1. Le mardi 7 janvier 2014 à , par antoine

Rien à voir avec le sujet, désolé, mais que pensez-vous de l'œuvre de Gérard Hoffnung?

2. Le mercredi 8 janvier 2014 à , par DavidLeMarrec

Bonsoir Antoine,

Je n'ai fréquenté que la frange comique de sa production (il y en a peut-être d'autres aspects, moins célèbres ?) et tout en aimant bien, je n'ai pas été renversé jusqu'ici. Je ne pourrais pas vraiment en dire plus.
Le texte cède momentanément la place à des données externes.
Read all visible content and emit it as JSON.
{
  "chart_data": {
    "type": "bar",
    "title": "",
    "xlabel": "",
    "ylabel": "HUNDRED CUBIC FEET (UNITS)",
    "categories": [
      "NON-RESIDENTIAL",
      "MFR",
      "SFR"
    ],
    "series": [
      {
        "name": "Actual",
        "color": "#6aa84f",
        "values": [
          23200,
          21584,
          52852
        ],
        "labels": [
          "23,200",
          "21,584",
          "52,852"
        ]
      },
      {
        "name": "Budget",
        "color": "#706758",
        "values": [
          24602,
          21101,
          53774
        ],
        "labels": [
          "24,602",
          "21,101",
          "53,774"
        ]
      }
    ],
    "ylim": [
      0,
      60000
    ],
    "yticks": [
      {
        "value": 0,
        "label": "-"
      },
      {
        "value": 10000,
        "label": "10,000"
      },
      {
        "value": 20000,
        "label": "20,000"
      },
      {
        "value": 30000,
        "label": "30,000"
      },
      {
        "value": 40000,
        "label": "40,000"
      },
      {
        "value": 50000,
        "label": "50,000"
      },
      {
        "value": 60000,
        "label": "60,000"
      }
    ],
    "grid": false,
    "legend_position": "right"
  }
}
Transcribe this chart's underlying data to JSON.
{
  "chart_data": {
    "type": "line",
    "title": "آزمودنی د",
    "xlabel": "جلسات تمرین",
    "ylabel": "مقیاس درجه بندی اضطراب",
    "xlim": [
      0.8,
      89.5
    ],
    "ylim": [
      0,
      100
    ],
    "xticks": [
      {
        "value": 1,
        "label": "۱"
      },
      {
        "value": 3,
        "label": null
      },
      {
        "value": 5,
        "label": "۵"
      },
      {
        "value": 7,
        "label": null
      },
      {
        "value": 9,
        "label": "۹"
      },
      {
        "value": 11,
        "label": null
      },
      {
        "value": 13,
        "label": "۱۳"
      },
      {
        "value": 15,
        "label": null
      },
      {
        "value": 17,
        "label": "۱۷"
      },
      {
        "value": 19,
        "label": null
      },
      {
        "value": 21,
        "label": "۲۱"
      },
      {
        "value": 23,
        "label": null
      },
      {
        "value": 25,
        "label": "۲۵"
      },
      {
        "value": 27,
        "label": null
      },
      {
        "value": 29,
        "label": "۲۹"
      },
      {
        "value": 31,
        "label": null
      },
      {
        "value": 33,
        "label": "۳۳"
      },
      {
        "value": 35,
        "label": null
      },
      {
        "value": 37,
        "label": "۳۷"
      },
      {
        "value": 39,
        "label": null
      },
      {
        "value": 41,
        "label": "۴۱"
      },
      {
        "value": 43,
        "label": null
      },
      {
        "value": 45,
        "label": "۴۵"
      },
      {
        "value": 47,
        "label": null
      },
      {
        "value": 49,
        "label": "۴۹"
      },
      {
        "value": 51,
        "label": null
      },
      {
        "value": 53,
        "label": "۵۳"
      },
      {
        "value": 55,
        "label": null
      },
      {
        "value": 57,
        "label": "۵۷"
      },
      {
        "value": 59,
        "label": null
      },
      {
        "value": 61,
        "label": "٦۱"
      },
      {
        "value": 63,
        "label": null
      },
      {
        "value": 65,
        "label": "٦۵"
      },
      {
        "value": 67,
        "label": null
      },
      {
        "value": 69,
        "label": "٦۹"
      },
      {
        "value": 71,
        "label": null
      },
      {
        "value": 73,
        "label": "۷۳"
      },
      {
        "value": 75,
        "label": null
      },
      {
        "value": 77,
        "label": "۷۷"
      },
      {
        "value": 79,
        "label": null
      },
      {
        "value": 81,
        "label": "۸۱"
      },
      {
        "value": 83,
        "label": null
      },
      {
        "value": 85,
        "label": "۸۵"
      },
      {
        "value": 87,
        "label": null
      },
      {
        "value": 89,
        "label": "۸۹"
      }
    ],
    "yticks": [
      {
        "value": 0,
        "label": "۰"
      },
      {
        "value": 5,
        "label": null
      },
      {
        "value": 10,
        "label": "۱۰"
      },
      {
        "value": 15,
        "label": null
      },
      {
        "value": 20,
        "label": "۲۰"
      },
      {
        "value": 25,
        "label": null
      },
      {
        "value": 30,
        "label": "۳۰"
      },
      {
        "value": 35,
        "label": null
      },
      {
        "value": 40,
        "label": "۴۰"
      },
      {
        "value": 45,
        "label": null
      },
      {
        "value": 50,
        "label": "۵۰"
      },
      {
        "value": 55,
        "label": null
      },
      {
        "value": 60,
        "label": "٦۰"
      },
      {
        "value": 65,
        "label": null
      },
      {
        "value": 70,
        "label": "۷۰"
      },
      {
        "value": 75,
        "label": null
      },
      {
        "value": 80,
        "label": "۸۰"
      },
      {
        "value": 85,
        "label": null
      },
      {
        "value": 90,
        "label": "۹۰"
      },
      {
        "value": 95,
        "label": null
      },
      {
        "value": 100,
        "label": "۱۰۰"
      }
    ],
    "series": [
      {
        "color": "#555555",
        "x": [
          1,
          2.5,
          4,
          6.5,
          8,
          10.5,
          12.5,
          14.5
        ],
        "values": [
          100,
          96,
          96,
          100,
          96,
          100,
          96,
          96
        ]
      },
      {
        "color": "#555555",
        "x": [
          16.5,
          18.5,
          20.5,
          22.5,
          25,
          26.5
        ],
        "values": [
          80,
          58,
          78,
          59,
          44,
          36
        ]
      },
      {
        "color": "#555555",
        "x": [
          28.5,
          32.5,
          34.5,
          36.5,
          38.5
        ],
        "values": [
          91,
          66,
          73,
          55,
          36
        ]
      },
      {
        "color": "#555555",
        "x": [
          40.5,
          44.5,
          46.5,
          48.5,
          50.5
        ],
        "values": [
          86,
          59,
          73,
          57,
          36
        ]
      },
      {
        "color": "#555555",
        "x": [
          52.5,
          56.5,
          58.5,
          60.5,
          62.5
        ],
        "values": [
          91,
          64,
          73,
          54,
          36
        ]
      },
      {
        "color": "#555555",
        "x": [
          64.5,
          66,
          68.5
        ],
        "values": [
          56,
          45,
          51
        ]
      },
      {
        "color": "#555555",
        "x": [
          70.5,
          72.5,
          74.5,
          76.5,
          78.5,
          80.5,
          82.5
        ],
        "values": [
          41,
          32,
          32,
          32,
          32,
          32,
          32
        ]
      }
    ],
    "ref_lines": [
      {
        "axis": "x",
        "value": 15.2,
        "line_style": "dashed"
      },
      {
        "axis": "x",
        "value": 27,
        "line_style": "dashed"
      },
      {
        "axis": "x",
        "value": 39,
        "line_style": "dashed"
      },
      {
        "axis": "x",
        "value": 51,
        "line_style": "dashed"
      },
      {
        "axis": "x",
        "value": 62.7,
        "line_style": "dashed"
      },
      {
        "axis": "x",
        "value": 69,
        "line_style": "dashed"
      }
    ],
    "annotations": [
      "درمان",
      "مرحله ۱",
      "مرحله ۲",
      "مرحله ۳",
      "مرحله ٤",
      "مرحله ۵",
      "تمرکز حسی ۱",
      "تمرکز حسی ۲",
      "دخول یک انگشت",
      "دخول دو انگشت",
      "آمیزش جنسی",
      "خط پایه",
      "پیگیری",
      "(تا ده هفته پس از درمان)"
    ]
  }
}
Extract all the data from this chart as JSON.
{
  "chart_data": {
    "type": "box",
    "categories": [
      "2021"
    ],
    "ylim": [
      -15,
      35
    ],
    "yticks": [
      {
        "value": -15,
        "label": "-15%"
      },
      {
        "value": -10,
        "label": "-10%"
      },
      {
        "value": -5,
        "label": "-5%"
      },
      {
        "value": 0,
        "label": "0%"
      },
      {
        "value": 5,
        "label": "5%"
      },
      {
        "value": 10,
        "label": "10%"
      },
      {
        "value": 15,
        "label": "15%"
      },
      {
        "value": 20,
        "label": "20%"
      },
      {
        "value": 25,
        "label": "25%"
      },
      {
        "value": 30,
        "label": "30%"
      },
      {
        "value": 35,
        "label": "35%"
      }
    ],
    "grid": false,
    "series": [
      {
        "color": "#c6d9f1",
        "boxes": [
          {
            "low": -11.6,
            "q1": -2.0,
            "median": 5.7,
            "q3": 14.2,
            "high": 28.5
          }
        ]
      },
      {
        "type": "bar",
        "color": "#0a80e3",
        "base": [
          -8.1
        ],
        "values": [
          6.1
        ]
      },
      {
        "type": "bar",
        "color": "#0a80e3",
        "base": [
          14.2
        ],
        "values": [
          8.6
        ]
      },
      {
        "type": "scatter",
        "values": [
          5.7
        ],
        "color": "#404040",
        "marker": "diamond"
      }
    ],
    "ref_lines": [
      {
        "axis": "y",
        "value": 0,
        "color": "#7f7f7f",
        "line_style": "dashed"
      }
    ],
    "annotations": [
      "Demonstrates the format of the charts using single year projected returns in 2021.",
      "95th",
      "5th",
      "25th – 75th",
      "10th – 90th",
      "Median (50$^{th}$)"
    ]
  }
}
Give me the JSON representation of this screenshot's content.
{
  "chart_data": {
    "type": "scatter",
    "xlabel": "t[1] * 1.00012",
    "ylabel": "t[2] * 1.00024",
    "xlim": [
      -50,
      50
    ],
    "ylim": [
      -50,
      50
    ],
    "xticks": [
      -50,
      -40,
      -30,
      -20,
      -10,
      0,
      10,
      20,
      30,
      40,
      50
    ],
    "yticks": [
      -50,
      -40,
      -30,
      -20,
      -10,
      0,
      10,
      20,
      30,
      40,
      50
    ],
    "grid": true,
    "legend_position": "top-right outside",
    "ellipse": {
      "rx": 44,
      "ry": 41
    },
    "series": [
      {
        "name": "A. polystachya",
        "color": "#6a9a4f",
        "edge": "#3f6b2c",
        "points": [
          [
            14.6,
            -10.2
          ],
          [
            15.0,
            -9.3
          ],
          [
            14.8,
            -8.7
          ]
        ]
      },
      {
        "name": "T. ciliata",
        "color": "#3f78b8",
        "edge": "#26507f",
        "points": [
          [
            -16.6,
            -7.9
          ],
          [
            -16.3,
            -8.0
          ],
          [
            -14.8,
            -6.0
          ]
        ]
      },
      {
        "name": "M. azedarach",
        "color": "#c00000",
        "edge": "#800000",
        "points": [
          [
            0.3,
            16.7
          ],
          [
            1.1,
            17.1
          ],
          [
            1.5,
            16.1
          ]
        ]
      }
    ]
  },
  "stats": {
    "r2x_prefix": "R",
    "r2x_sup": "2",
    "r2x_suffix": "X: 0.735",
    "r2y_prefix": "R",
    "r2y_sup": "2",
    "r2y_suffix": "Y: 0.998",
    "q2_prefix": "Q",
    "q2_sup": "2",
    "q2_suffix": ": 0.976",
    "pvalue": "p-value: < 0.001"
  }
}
En revanche, vous serez content de moi, à la prochaine actualisation de mes listes symphoniques, j'incluerai Casella. Ça ne vaut pas les symphonies d'Alfano, mais c'est quand même vraiment pas mal, pour ne pas dire très bon. Je vous l'avais dit, tout vient à point...

3. Le vendredi 10 janvier 2014 à , par antoine

Moi non plus pour Hoffnung. Félicitations pour Casella mais je ne suis pas d'accord avec votre hiérarchie.

4. Le samedi 11 janvier 2014 à , par DavidLeMarrec

Félicitations pour Casella mais je ne suis pas d'accord avec votre hiérarchie.